No, x-ray is not the 'gold standard" for NG tube placement confirmation (although I suppose CT scan would do, but in an age of trying for cost containment ...) . The only way to confirm actual gastric placement at bedside is to check the pH of aspirate. It is quite possible to insert a Salem sump tube through a fistula in the esophagus and have it end up overlying the stomach, which will look like it's IN the stomach on flat plate. Even a lateral view can be ambiguous. Acid pH is not. This is why those references say what they say. Did you even read them?

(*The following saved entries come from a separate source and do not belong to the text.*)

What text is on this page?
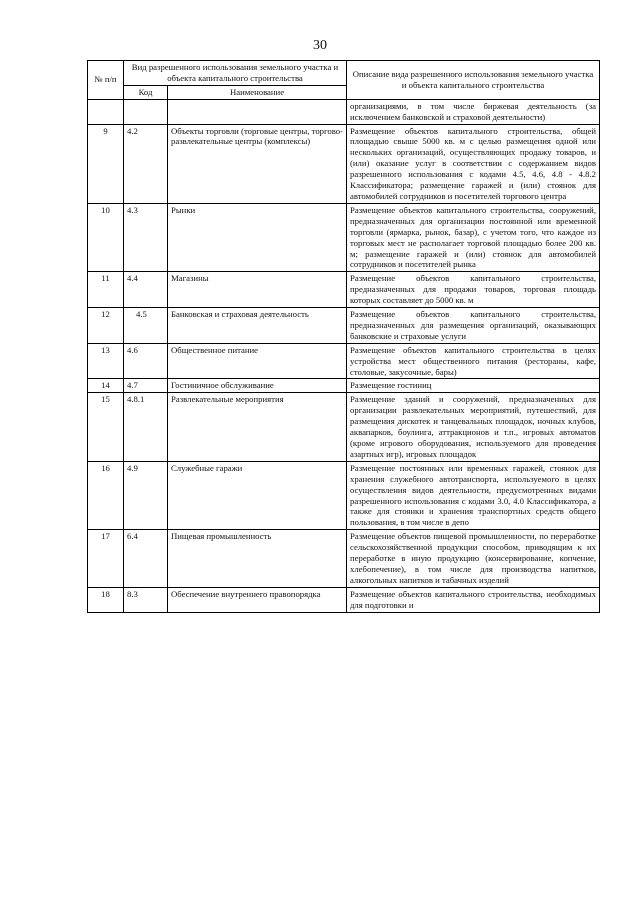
30
№ п/п	Вид разрешенного использования земельного участка и объекта капитального строительства		Описание вида разрешенного использования земельного участка и объекта капитального строительства
	Код	Наименование	
			организациями, в том числе биржевая деятельность (за исключением банковской и страховой деятельности)
9	4.2	Объекты торговли (торговые центры, торгово-развлекательные центры (комплексы)	Размещение объектов капитального строительства, общей площадью свыше 5000 кв. м с целью размещения одной или нескольких организаций, осуществляющих продажу товаров, и (или) оказание услуг в соответствии с содержанием видов разрешенного использования с кодами 4.5, 4.6, 4.8 - 4.8.2 Классификатора; размещение гаражей и (или) стоянок для автомобилей сотрудников и посетителей торгового центра
10	4.3	Рынки	Размещение объектов капитального строительства, сооружений, предназначенных для организации постоянной или временной торговли (ярмарка, рынок, базар), с учетом того, что каждое из торговых мест не располагает торговой площадью более 200 кв. м; размещение гаражей и (или) стоянок для автомобилей сотрудников и посетителей рынка
11	4.4	Магазины	Размещение объектов капитального строительства, предназначенных для продажи товаров, торговая площадь которых составляет до 5000 кв. м
12	4.5	Банковская и страховая деятельность	Размещение объектов капитального строительства, предназначенных для размещения организаций, оказывающих банковские и страховые услуги
13	4.6	Общественное питание	Размещение объектов капитального строительства в целях устройства мест общественного питания (рестораны, кафе, столовые, закусочные, бары)
14	4.7	Гостиничное обслуживание	Размещение гостиниц
15	4.8.1	Развлекательные мероприятия	Размещение зданий и сооружений, предназначенных для организации развлекательных мероприятий, путешествий, для размещения дискотек и танцевальных площадок, ночных клубов, аквапарков, боулинга, аттракционов и т.п., игровых автоматов (кроме игрового оборудования, используемого для проведения азартных игр), игровых площадок
16	4.9	Служебные гаражи	Размещение постоянных или временных гаражей, стоянок для хранения служебного автотранспорта, используемого в целях осуществления видов деятельности, предусмотренных видами разрешенного использования с кодами 3.0, 4.0 Классификатора, а также для стоянки и хранения транспортных средств общего пользования, в том числе в депо
17	6.4	Пищевая промышленность	Размещение объектов пищевой промышленности, по переработке сельскохозяйственной продукции способом, приводящим к их переработке в иную продукцию (консервирование, копчение, хлебопечение), в том числе для производства напитков, алкогольных напитков и табачных изделий
18	8.3	Обеспечение внутреннего правопорядка	Размещение объектов капитального строительства, необходимых для подготовки и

Actually the first link I pulled up said that radiological evidence was the good standard for NG tube placement in pediatrics from the site you provided. However, it also admit that it would contribute to rising costs so it recommended it in high risk. So asking them if they have even read the reference you provided isn't fair.
Mainergal2000
206 Posts
Okay. I read my post and what was I thinking? I had a TIA while writing it! I wrote that with no sleep at 2:00 in the morning. Residual 70 on g tube. The ng tubel for the placement they taught us to put 10-20 ml of air then withdrawal 10 to check ph. Since I am a student I do not know what LTC or hospitals rules are on that. At the clinical sites we did air and no PH testing. Probably expense? Whenever I did pull out residual was always under 50 and good bowel sounds too.